The little houses line the canals but in place of faded, vintage building fronts as in Venice, they are painted in a varied palette of pastel and primary colours, looking like a box of fondant fancies. It is highly aesthetic but I think it has looked like this long before Instagram and the like.
It has a very much nautical ambience and the presence of little boats and barges along the canals is so quaint; it is a very peaceful place where everybody was so friendly and there is no shortage of Murano glass shops where in fact, it is much cheaper to purchase the glassware than the eponymous island. Wikipedia states that as of August 202, the population is only 2,777!
Where Murano is famous for its glass, Burano’s chief product is its intricate lacework which you would see wafting around on the breeze outside shops.
As we walked along and observed how the residents live and work, I wondered what it would be like to live somewhere like that. I wondered which colour I would paint my house and whether I would get bored living somewhere so quiet or if it would be calming.
Conveniently, I was wearing pink and white that day which happened to match with a house I saw:
It was also in Burano that I had one of my best meals in twelve days in Italy: spaghetti alle vongole (spaghetti with clams). I had eaten a very poor version of this dish the night before in Venice so was determined to try a good one. This one was so good, made with clams caught that morning in the nearby waters, that it had the same effect but for a different reason: I was to order it again a few days later in Ravenna. The waiter paired it with a local very lightly sparkling Prosecco which I think was even nicer than the usual fizzy stuff, it was gentler and suited the light flavour of the clams perfectly.
Some meals are memorable and that was one!

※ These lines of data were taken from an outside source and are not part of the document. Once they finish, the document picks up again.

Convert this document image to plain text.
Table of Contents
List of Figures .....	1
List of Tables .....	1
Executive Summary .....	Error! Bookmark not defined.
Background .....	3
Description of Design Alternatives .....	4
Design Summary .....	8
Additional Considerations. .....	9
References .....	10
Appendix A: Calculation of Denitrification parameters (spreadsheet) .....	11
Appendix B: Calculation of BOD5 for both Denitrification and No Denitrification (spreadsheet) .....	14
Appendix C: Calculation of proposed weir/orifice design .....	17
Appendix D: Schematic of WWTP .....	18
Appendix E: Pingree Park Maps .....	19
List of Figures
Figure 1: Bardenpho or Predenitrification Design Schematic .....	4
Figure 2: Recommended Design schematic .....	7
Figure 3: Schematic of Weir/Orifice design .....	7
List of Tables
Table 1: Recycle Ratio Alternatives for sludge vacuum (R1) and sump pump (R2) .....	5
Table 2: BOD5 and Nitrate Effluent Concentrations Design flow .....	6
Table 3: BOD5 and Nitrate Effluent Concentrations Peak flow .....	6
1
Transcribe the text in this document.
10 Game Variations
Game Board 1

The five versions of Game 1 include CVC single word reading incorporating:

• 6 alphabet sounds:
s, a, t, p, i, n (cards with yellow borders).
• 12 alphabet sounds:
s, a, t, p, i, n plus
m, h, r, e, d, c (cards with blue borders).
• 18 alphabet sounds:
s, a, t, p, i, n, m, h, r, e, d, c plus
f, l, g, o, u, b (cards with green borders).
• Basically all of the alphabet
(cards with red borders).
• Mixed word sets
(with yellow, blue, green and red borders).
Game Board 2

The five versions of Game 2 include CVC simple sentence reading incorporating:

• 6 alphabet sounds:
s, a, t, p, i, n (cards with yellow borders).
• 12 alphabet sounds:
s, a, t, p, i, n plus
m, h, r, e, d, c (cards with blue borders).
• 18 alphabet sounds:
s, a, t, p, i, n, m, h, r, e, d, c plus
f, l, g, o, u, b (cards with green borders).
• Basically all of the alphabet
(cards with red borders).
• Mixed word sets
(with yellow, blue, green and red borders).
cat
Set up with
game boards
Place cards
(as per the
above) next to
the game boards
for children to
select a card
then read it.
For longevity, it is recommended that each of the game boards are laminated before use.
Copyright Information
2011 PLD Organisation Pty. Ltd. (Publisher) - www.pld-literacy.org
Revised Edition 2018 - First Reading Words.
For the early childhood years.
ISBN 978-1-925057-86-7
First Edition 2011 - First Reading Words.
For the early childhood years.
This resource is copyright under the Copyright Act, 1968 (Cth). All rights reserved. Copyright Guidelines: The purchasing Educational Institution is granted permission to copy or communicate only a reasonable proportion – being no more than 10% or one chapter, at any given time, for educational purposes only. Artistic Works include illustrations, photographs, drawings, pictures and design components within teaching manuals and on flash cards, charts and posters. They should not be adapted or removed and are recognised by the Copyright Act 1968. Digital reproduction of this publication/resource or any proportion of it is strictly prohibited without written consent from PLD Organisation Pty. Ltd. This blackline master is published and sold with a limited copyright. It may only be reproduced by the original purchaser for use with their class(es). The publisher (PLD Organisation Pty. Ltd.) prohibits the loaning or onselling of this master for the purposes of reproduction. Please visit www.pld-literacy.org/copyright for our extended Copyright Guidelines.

The setting, the sun, the food, the drink and the company were a perfect combination.
After lunch, we went for another walk around to see more of the lovely little houses and canals and I did some glass shopping to find gifts for my boyfriend’s mum and sister.
Soon, it was time to get the boat back over to Venice then head to the train station for our journey back to Reggio Emilia. I’d always expected Venice to be lovely, and I’d always heard such positive things, and it certainly didn’t disappoint. In fact, it’s one of the nicest cities I’ve ever been to and highly recommend it for a must-see place in your lifetime. Europe has so many beautiful cities with so much architectural and cultural diversity but Venice is set apart from the fact it is certainly unique!